Jérôme Conscience travaille les mots comme si c’étaient des choses. Liberté et créativité de l’artiste, Les Mots et les Choses, formule innovatrice de la philosophie contemporaine portée par Foucault, devient à travers le travail de Jérôme Conscience Les Mots comme des Choses. Il y a dans cette nouvelle formule, d’artiste certes, et non pas de philosophe, une liberté détachée des contraintes du savoir et ramenée à donner ce que donne tout artiste, une échappée.
La langue est l’objet de Jérôme Conscience; son art lui permet à la fois d’en jouer, de la malmener et de la sublimer. La rigueur de sa calligraphie renvoie au rapport premier et fondateur du traçage des mots jusqu’à ce qu’ils deviennent ce qu’ils doivent être. Dans ce devoir être il y a ce qui nous emporte nous, l’autre, l’extérieur au rang de lecteur. On lit des mots, des formules comme si c’étaient des choses. L’art de Jérôme Conscience nous ramène au langage et comme une ironie nous renvoie la question de ce que nous faisons du langage. Le ramener à l’être chose, opération de l’artiste, est une réplique de ce que nous en faisons. Mais là où nous le perdons, l’artiste nous montre qu’il faut le sauver. L’opération devient comme évidente quand il s’attaque au latin. Les utopies ont toujours voulu penser une langue unique qui contiendrait toutes celles que les hommes ont façonnées. Et là où on nous sert plus que le globish, une pauvre parodie de l’anglais, Jérôme Conscience nous rappelle qu’il y a déjà eu une Europe et que cette Europe parlait la diversité et la singularité, mais qu’elle parlait aussi d’une seule voix et que cette voix était le latin.

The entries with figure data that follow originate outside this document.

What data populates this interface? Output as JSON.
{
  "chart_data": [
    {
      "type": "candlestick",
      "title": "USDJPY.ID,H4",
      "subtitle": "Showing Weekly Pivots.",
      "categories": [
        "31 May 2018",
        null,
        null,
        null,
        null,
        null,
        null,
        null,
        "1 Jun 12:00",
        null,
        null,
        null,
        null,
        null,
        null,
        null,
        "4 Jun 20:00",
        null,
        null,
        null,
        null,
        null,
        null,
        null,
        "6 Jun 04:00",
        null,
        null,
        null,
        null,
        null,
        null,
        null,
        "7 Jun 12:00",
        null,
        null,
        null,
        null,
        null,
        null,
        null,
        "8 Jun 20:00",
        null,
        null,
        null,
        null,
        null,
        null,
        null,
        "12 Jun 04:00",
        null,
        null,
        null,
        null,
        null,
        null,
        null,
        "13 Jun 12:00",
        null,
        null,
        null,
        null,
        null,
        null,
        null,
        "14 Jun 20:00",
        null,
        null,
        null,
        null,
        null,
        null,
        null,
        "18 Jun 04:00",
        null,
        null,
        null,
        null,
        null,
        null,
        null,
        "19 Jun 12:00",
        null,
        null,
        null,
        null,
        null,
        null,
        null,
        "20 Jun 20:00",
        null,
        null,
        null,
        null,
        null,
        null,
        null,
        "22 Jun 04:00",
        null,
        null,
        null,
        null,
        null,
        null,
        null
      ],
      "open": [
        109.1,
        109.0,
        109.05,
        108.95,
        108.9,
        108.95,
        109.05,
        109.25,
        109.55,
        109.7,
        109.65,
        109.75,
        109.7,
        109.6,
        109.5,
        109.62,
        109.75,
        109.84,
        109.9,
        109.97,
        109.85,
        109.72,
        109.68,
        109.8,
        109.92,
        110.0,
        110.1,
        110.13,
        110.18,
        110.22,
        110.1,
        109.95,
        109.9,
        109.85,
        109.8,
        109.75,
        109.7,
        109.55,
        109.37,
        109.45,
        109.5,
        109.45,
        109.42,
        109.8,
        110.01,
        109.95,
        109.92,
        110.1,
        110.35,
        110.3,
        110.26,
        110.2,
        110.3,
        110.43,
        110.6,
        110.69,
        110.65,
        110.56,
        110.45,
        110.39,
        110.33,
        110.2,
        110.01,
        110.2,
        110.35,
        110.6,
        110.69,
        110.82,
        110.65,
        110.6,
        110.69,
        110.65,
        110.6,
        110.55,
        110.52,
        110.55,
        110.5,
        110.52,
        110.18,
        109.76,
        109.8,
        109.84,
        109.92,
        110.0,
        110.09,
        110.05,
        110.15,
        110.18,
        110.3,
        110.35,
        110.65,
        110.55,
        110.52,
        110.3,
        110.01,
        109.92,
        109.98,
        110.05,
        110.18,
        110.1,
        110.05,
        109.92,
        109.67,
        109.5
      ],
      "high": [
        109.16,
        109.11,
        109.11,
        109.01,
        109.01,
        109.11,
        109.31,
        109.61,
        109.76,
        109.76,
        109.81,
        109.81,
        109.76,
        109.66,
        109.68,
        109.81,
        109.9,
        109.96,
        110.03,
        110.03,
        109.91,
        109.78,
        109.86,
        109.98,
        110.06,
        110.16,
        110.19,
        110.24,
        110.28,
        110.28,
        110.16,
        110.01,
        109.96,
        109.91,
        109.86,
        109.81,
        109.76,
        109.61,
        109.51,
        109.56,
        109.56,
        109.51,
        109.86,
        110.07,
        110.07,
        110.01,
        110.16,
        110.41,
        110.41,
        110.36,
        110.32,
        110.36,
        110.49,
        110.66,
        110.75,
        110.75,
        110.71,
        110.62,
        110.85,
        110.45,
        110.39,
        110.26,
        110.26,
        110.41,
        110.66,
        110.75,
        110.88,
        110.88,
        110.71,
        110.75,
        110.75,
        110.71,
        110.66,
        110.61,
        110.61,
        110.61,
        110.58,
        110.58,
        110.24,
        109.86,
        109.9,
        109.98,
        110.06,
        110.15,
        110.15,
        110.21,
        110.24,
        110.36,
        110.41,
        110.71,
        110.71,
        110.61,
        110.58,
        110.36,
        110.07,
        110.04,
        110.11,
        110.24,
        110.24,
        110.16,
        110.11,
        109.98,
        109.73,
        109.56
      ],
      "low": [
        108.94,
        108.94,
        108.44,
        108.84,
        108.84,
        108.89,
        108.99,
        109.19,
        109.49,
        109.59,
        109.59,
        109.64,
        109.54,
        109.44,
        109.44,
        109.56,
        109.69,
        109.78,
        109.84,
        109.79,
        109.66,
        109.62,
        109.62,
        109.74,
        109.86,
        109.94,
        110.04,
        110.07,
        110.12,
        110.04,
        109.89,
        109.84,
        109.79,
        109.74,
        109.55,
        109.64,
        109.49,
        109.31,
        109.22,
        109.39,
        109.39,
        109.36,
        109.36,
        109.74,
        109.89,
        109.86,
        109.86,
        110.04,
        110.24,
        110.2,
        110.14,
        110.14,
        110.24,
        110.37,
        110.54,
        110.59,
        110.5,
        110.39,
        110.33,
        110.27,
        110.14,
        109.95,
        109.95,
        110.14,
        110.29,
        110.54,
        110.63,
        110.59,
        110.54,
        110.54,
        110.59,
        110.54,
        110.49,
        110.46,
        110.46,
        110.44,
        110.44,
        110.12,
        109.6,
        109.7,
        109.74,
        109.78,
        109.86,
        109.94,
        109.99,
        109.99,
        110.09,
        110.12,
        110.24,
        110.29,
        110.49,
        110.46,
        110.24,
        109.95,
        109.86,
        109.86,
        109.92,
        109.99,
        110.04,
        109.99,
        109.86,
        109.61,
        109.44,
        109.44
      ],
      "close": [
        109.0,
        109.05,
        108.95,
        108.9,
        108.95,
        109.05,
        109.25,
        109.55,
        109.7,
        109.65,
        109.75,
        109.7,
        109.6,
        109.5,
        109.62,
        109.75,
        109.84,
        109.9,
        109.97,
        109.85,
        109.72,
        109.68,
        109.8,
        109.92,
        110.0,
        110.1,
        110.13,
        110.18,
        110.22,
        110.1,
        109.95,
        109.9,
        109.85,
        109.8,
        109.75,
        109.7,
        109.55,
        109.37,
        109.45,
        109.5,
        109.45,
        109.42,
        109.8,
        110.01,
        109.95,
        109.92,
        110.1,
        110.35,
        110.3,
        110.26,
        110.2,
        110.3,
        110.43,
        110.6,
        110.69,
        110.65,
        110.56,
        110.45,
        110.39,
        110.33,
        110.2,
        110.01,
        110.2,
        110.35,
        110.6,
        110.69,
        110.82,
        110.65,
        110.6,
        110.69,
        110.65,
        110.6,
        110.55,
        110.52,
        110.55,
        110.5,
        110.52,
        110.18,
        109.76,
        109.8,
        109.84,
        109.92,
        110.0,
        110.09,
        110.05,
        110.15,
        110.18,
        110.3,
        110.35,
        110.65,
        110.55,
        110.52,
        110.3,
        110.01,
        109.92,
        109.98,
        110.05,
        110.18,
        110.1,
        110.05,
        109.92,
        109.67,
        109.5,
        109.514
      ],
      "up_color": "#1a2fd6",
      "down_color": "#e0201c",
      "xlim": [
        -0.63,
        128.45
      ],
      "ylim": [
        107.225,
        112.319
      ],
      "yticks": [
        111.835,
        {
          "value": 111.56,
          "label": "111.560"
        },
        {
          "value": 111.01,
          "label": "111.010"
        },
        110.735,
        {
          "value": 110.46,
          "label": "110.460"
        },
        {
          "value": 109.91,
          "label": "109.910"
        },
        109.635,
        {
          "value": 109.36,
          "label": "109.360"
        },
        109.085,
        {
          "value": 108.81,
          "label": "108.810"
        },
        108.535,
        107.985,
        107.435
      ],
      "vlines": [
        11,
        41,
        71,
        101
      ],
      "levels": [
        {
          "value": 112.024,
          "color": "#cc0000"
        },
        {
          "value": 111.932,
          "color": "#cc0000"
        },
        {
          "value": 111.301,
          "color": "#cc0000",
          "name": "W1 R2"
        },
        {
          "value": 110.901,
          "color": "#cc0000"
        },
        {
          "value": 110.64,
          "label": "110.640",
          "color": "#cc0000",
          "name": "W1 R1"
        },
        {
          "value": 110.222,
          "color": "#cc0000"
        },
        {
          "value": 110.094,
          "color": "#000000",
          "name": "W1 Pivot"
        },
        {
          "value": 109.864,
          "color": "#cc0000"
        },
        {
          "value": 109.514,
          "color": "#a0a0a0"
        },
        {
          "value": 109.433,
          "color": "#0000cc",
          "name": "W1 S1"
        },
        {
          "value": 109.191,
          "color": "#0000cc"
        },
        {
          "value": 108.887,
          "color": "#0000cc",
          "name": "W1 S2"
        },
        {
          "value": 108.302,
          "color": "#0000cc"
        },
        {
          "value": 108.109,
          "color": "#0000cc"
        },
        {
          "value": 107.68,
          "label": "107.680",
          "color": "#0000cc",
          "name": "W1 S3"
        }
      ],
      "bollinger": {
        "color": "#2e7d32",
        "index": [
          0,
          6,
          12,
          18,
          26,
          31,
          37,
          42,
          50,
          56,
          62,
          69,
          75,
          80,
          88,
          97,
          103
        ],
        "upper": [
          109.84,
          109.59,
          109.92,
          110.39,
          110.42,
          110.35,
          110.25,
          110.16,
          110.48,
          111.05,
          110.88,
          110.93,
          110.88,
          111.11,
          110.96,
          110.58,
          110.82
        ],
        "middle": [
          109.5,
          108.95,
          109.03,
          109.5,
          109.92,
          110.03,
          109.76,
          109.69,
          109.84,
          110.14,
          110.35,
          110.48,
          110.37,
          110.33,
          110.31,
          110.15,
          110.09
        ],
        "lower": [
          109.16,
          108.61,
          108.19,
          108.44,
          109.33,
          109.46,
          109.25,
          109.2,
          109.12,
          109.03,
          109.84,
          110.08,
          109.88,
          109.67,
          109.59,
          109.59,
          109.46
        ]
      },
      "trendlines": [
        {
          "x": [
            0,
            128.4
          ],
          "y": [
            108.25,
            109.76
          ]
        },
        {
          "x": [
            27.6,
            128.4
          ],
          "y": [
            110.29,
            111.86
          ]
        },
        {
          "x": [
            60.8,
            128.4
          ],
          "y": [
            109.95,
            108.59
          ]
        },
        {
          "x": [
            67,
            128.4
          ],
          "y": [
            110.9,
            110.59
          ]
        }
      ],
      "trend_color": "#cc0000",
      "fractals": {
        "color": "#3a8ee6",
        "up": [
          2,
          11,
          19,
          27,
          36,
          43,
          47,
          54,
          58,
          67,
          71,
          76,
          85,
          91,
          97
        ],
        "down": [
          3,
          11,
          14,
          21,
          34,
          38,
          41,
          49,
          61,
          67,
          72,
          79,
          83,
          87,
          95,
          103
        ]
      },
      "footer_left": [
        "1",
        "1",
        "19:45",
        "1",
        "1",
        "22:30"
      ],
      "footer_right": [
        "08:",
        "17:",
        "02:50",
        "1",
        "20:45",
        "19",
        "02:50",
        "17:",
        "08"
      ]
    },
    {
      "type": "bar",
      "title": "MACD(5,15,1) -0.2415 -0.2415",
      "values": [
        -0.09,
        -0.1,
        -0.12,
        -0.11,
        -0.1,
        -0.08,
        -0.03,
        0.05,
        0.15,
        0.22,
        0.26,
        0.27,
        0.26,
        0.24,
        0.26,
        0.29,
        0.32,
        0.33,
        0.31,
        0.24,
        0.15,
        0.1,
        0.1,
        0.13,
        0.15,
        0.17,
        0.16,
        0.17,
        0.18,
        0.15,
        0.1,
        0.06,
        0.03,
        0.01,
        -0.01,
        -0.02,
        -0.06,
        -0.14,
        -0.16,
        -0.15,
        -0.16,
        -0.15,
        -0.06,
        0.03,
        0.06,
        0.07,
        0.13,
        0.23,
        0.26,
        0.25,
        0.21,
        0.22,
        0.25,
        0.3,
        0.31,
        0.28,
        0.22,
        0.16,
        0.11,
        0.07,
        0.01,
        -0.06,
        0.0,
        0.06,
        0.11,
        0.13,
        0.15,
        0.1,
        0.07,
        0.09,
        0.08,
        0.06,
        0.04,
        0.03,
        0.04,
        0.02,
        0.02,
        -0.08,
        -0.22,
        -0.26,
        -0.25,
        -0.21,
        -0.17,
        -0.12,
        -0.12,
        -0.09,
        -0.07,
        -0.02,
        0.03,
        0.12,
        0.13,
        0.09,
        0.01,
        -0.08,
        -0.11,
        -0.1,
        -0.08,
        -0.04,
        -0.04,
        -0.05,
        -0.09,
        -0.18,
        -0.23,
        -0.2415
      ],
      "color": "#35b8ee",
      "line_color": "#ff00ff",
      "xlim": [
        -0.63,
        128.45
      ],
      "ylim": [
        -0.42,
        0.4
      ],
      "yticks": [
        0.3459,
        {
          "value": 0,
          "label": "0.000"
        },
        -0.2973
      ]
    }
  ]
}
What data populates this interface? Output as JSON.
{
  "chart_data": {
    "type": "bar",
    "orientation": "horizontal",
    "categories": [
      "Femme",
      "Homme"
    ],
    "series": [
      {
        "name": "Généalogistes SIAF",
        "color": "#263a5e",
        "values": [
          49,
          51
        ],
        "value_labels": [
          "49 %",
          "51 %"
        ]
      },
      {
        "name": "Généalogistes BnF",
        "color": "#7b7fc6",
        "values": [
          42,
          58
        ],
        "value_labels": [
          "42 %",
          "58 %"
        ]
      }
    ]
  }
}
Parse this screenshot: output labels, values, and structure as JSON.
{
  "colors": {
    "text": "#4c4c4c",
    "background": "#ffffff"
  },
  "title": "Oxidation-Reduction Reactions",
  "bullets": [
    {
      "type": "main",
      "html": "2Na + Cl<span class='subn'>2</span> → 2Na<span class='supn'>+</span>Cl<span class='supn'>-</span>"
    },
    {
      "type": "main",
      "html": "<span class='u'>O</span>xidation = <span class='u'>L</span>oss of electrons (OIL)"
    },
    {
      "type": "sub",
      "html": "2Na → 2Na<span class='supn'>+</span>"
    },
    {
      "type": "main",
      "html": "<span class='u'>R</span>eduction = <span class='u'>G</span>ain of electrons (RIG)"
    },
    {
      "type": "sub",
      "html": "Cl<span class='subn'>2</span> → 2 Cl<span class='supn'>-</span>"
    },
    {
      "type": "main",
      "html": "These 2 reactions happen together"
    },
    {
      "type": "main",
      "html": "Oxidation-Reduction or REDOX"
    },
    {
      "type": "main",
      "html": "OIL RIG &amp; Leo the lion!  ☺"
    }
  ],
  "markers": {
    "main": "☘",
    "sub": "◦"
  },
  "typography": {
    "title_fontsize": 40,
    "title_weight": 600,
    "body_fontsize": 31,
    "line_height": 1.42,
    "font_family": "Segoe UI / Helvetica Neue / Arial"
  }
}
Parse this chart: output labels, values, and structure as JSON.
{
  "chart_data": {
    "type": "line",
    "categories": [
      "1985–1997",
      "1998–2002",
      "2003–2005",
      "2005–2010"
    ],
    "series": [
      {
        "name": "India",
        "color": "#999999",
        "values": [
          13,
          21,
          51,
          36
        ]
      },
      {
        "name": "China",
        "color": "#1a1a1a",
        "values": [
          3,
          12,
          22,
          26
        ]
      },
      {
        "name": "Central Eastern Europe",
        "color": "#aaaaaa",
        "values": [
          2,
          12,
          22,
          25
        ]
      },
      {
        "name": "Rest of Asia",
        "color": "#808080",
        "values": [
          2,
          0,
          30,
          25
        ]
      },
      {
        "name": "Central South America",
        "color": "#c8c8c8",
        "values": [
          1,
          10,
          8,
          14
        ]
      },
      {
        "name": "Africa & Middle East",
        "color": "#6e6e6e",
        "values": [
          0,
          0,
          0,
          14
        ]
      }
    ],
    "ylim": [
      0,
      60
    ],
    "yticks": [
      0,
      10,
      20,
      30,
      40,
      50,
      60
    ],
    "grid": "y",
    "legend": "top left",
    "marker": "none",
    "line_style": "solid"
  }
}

Alors les formules latines que tout utilisateur de dictionnaire, ce lieu de confrontation au mot, reconnaîtra comme si c’était un clin d’œil qui lui était adressé, le renvoient à son socle. Saisie entre le professeur et le prêtre, ses anciens supports, la langue latine désormais libre de ces amarres-là, s’offrirait comme un véhicule propre à amener, dans un monde qui a perdu science et conscience, savoir et sens, ces éléments perdus de la vie des hommes.
Imaginer dans ces supports à slogans publicitaires devant réveiller la conduite consommatrice, des formules de repos et de questionnement aptes à réveiller le manque du sens, c’est cela le jeu de l’artiste et c’est là que réside sa puissance expérimentale. Le latin dans la rue pour rappeler une vérité enfouie qui dit que le savoir n’est plus là où il se donne à voir. Le latin dans la rue pour nous rappeler que nous ne savons plus lire ce qui nous porte.
Le latin dans la rue pour nous faire entrevoir que la langue est mortelle. Le latin dans la rue pour nous faire entrevoir que nous ne faisons qu’aller là d’où nous venons.